Women Action Space
Women Action Space

„Du darfst das. Du bist ein Junge.“

Drei Fragen an: Sekine Flämig, Freiwillige im Prenzlauer Projekt „Women Action Space“

 

Warum engagierst Du Dich im Projekt?

Ich möchte andere Frauen ermutigen, sich selbstbewusst für ihre Rechte einzusetzen und offen ihre Meinung zu sagen. Es ist meine eigene Erfahrung, die mich antreibt. Ich bin in einer muslimischen Familie in Albanien aufgewachsen, mit sehr strengen Traditionen. Frauen und Mädchen sind dort nichts wert. Jungen werden dazu erzogen, Mädchen und Frauen zu unterdrücken. Mein Sohn war ein kleiner Junge, als ihn sein Großvater aufforderte, seine Cousinen zu schlagen: „Du darfst das. Du bist ein Junge.“ 13 Jahre lebte ich mit meinem Mann in Italien und hatte mehrere Jobs gleichzeitig, während er zu Hause saß und trank. Aber in Italien erlebte ich, wie selbstbewusst Frauen dort ihr Leben bestimmen. Zurück in Albanien wurde es nicht einfacher, denn ich war eine europäische Frau geworden. Damit kamen die Männer in meinem Dorf nicht klar. Ich versuchte, mich anzupassen, vor allem für meine Kinder. Aber das ging nicht. Irgendwann hielt ich es nicht mehr aus und zog mit meiner Tochter zu Verwandten.

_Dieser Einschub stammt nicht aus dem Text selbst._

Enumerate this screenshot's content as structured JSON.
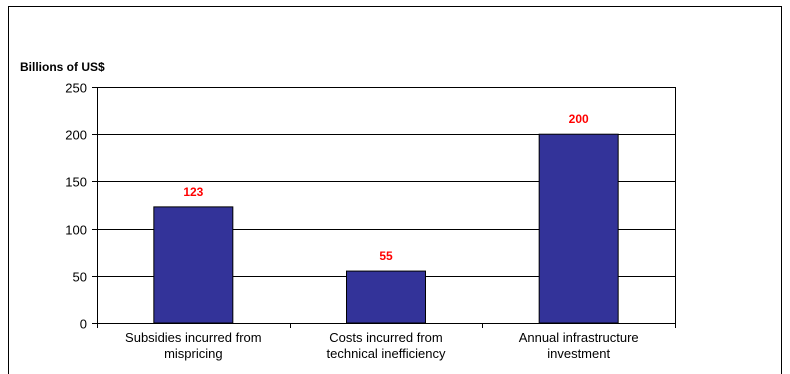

Meinen Sohn musste ich beim Vater lassen. Auch das ist eine Tradition, die Frauen dazu bringt, sich unterdrücken zu lassen. Aus Angst um ihre Kinder. Mich brachte diese Situation dazu, vor drei Jahren mit meinen Kindern nach Deutschland zu fliehen. Darauf kann ich mich aber nicht ausruhen. Andere Frauen stecken in ähnlichen Situationen fest. Für diese Frauen möchte ich etwas tun.

 

Hast Du das Gefühl, mit Deinem Engagement etwas zu bewirken?

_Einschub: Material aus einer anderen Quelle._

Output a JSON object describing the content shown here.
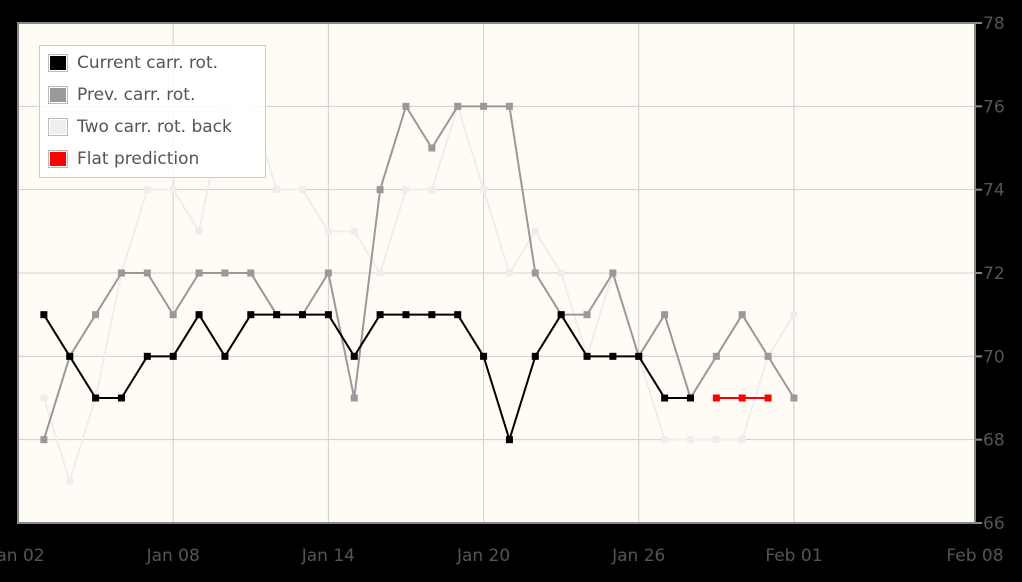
{
  "chart_data": {
    "type": "line",
    "x_axis": {
      "type": "date",
      "min": "2024-01-02",
      "max": "2024-02-08",
      "ticks": [
        {
          "value": "2024-01-02",
          "label": "Jan 02"
        },
        {
          "value": "2024-01-08",
          "label": "Jan 08"
        },
        {
          "value": "2024-01-14",
          "label": "Jan 14"
        },
        {
          "value": "2024-01-20",
          "label": "Jan 20"
        },
        {
          "value": "2024-01-26",
          "label": "Jan 26"
        },
        {
          "value": "2024-02-01",
          "label": "Feb 01"
        },
        {
          "value": "2024-02-08",
          "label": "Feb 08"
        }
      ]
    },
    "y_axis": {
      "position": "right",
      "min": 66,
      "max": 78,
      "ticks": [
        66,
        68,
        70,
        72,
        74,
        76,
        78
      ]
    },
    "grid": true,
    "legend": {
      "position": "top-left"
    },
    "series": [
      {
        "name": "Two carr. rot. back",
        "color": "#eeeeee",
        "dates": [
          "2024-01-03",
          "2024-01-04",
          "2024-01-05",
          "2024-01-06",
          "2024-01-07",
          "2024-01-08",
          "2024-01-09",
          "2024-01-10",
          "2024-01-11",
          "2024-01-12",
          "2024-01-13",
          "2024-01-14",
          "2024-01-15",
          "2024-01-16",
          "2024-01-17",
          "2024-01-18",
          "2024-01-19",
          "2024-01-20",
          "2024-01-21",
          "2024-01-22",
          "2024-01-23",
          "2024-01-24",
          "2024-01-25",
          "2024-01-26",
          "2024-01-27",
          "2024-01-28",
          "2024-01-29",
          "2024-01-30",
          "2024-01-31",
          "2024-02-01"
        ],
        "values": [
          69,
          67,
          69,
          72,
          74,
          74,
          73,
          76,
          76,
          74,
          74,
          73,
          73,
          72,
          74,
          74,
          76,
          74,
          72,
          73,
          72,
          70,
          72,
          70,
          68,
          68,
          68,
          68,
          70,
          71
        ]
      },
      {
        "name": "Prev. carr. rot.",
        "color": "#999999",
        "dates": [
          "2024-01-03",
          "2024-01-04",
          "2024-01-05",
          "2024-01-06",
          "2024-01-07",
          "2024-01-08",
          "2024-01-09",
          "2024-01-10",
          "2024-01-11",
          "2024-01-12",
          "2024-01-13",
          "2024-01-14",
          "2024-01-15",
          "2024-01-16",
          "2024-01-17",
          "2024-01-18",
          "2024-01-19",
          "2024-01-20",
          "2024-01-21",
          "2024-01-22",
          "2024-01-23",
          "2024-01-24",
          "2024-01-25",
          "2024-01-26",
          "2024-01-27",
          "2024-01-28",
          "2024-01-29",
          "2024-01-30",
          "2024-01-31",
          "2024-02-01"
        ],
        "values": [
          68,
          70,
          71,
          72,
          72,
          71,
          72,
          72,
          72,
          71,
          71,
          72,
          69,
          74,
          76,
          75,
          76,
          76,
          76,
          72,
          71,
          71,
          72,
          70,
          71,
          69,
          70,
          71,
          70,
          69
        ]
      },
      {
        "name": "Current carr. rot.",
        "color": "#000000",
        "dates": [
          "2024-01-03",
          "2024-01-04",
          "2024-01-05",
          "2024-01-06",
          "2024-01-07",
          "2024-01-08",
          "2024-01-09",
          "2024-01-10",
          "2024-01-11",
          "2024-01-12",
          "2024-01-13",
          "2024-01-14",
          "2024-01-15",
          "2024-01-16",
          "2024-01-17",
          "2024-01-18",
          "2024-01-19",
          "2024-01-20",
          "2024-01-21",
          "2024-01-22",
          "2024-01-23",
          "2024-01-24",
          "2024-01-25",
          "2024-01-26",
          "2024-01-27",
          "2024-01-28"
        ],
        "values": [
          71,
          70,
          69,
          69,
          70,
          70,
          71,
          70,
          71,
          71,
          71,
          71,
          70,
          71,
          71,
          71,
          71,
          70,
          68,
          70,
          71,
          70,
          70,
          70,
          69,
          69
        ]
      },
      {
        "name": "Flat prediction",
        "color": "#ff0000",
        "dates": [
          "2024-01-29",
          "2024-01-30",
          "2024-01-31"
        ],
        "values": [
          69,
          69,
          69
        ]
      }
    ]
  }
}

Auf jeden Fall. Wir bringen  viele Frauen zusammen – geflohene, zugewanderte, alt eingesessene Frauen. Sie wollen miteinander reden, Spaß haben, aus dem Alltag rauskommen, unter sich sein. Mit dem Projekt schaffen wir dafür einen Raum. Es geht darum, sich gegenseitig zu stärken, voneinander zu lernen, Erfahrungen auszutauschen, oft zu ganz praktischen Alltagsfragen: Wie funktioniert ein Elternabend in der Schule? Wo kann ich Sport treiben? Manchmal kochen wir zusammen, tanzen, lachen. Das schafft das notwendige Vertrauen, um dann auch tiefere Probleme zu besprechen.

 

Worauf freust Du Dich gerade am meisten im Projekt?

Sehr oft fühlen sich die Frauen allein mit ihren Sorgen und glauben, sie können nichts an der Situation ändern. Mit einer Reise durch die Uckermark möchten wir ihnen gute Beispiele zeigen, wo Frauen aktiv sind, in welchen Berufen sie arbeiten, wie sie ihre Probleme selbst lösen. Ich habe mich sehr gefreut, dass wir schon Unterstützung für diese Idee gefunden haben.

 

WOMEN ACTION SPACE

Frauen ermutigen. Frauen beteiligen. Frauen vernetzen. Das ist das Ziel des Projekts „Women Action Space“. Damit ermächtigen wir Frauen mit und ohne Fluchterfahrung, sich für ihre Anliegen einzusetzen. Wir danken den Förderern MASGF, Amadeu Antonio Stiftung und Landkreis Barnim sowie den beteiligten Projektpartnern in Prenzlau und Eberswalde.